You can also alternate between horizontal strokes (visible on the right) and vertical strokes (on the left). I layered with horizontal strokes first, then added a layer of vertical strokes, but the order doesn’t matter.
The type of strokes you use is not as important as getting the look you want. Use whatever strokes work best for you and the type of paper you use.
In the illustration below, you can see the outline on the right and the filled in areas on the left.
TIP: Continue developing variations in light and dark values established in the first step. Although you darken the entire sky, there will still be light and dark areas when you finish.
Add Dark Umber
To get an even darker sky, add a dark brown. I like Dark Umber because it’s more neutral than Dark Brown. I also like browns because they create nice, natural looking dark values when mixed with dark blues, dark greens, or dark reds.
Using a sharp pencil and light to medium light pressure, outline the trees overlapping the sky, including the sky holes within each tree with Dark Umber. You may outline the horizon, but don’t have to. That edge should be soft and blurry.
Then layer Dark Umber over the darkest areas of the sky, keeping the pencil as sharp as possible. Around the trees, use directional strokes. In the open sky, alternate between horizontal, vertical, and cross hatching strokes to get the most even coverage possible.
Add more layers for darker values. I actually worked around some of the lightest areas so the cool, blue-gray color wasn’t muted by the brown.
Once again, use a sharp pencil and medium pressure to outline overlapping objects. Then use medium to medium-heavy pressure to lay down color. Vary strokes and layers to continue developing variations in value and color.
Slate Grey & Cool Grey Medium
Continue layering color with sharp pencils and a variety of strokes to add more Slate Grey and Cool Grey.
Then burnish the darkest darks with Cool Grey and the slightly lighter areas with Slate Grey using blunt pencils and overlapping the colors.

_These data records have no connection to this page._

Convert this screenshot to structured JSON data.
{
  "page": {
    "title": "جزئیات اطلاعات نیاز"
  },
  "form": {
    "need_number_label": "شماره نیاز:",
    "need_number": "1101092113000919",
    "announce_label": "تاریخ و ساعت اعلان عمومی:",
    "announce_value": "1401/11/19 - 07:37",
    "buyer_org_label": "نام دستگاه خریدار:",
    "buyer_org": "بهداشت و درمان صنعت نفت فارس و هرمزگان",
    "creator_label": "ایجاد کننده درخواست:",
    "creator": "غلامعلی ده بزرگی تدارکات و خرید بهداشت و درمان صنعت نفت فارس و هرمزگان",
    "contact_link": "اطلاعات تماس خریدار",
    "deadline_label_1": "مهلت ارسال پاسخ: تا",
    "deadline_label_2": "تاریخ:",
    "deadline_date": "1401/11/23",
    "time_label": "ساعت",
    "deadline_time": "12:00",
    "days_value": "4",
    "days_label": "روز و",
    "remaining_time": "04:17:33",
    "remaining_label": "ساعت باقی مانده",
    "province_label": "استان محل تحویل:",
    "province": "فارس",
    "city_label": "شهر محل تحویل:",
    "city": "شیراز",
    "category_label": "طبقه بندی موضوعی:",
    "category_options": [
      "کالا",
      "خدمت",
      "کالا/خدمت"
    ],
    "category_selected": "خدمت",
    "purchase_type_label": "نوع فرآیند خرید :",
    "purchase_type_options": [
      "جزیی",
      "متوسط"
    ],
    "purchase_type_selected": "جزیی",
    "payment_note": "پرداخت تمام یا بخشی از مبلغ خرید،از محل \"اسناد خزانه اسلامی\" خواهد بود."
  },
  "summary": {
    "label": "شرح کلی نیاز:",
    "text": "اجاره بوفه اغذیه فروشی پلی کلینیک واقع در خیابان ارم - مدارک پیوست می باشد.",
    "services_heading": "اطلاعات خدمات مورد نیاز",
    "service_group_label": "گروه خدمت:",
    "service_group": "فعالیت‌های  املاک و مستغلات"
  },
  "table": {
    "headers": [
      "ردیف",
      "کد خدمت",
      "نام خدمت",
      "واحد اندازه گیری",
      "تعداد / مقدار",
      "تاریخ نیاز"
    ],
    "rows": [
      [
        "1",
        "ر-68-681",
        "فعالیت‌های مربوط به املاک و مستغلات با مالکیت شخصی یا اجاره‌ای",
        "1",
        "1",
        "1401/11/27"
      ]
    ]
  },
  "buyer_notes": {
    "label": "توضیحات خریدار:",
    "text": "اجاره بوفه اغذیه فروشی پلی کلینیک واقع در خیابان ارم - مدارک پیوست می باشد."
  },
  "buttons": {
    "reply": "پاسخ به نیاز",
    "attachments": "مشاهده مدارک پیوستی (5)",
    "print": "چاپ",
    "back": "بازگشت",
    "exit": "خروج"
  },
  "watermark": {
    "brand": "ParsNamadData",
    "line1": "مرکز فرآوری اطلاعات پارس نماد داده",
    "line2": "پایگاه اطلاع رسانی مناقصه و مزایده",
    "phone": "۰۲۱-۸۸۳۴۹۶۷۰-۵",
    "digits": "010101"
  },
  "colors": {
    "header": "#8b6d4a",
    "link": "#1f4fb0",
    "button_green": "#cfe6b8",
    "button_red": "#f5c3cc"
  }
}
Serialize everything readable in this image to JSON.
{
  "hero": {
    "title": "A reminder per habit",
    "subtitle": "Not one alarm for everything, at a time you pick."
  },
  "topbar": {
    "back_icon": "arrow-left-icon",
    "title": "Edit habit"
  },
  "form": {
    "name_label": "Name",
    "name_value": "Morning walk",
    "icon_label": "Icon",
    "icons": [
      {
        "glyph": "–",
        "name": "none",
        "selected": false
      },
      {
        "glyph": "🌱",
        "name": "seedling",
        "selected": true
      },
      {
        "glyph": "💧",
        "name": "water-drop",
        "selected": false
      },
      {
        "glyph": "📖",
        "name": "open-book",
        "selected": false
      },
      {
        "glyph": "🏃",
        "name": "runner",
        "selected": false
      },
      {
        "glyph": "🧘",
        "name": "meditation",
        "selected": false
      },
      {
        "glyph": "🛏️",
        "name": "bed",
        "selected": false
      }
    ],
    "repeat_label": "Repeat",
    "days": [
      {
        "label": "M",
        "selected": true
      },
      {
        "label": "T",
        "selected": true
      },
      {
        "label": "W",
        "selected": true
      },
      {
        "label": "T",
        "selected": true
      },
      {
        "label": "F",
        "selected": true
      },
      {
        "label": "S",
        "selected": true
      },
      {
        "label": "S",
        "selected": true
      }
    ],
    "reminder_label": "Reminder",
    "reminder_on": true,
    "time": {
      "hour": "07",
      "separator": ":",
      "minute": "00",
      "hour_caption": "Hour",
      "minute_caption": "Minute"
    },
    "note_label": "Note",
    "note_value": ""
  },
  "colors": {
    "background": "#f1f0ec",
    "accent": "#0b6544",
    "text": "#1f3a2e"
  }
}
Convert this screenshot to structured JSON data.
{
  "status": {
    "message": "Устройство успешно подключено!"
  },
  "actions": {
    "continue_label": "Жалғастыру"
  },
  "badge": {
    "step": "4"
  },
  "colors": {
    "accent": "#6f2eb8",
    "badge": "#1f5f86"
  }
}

It may take couple of rounds of burnishing to completely cover the paper in the areas where you want intense dark, such as the left part of the sky and the upper sky.
In this detail, the top portion has been blended with both colors. The lighter, rounded area between the trees still needs to be done and the dark streak through the middle is a single, heavy application of Cool Grey Medium.
Clay Rose & Rosy Beige Accents
The light spots on the horizon have a pinkish tone compared to the darker sky. Layer Clay Rose with medium heavy pressure at the horizon in each place, then follow up with Rosy Beige applied over the Clay Rose and between the Clay Rose and the clouds.
Burnish with White
Burnishing with White is the final step. This step is optional. You can burnish with a light gray or you can skip burnishing altogether, depending on the result you prefer.
This illustration shows that area near the center of the drawing after it was burnished with White.
There is another left of the yellow tree, visible as soft, light color in the illustration below.
Once you finish burnishing, let the drawing—and possibly your hand—rest for a while. I usually allow drawing to sit for 24 hours before a final review. Sometimes, I find they are finished when I look at them again.
Sometimes there’s more to do.
I went over this drawing one final time, adjusting color and value to the get right look.
If I were to finish the rest of the landscape, I’d go over the entire composition once more and make any additional adjustments that seem necessary after finishing the landscape.
Once you understand how to draw a stormy sky, you should be able to draw any kind of sky, from a clear blue sky to dark and stormy and everything in between.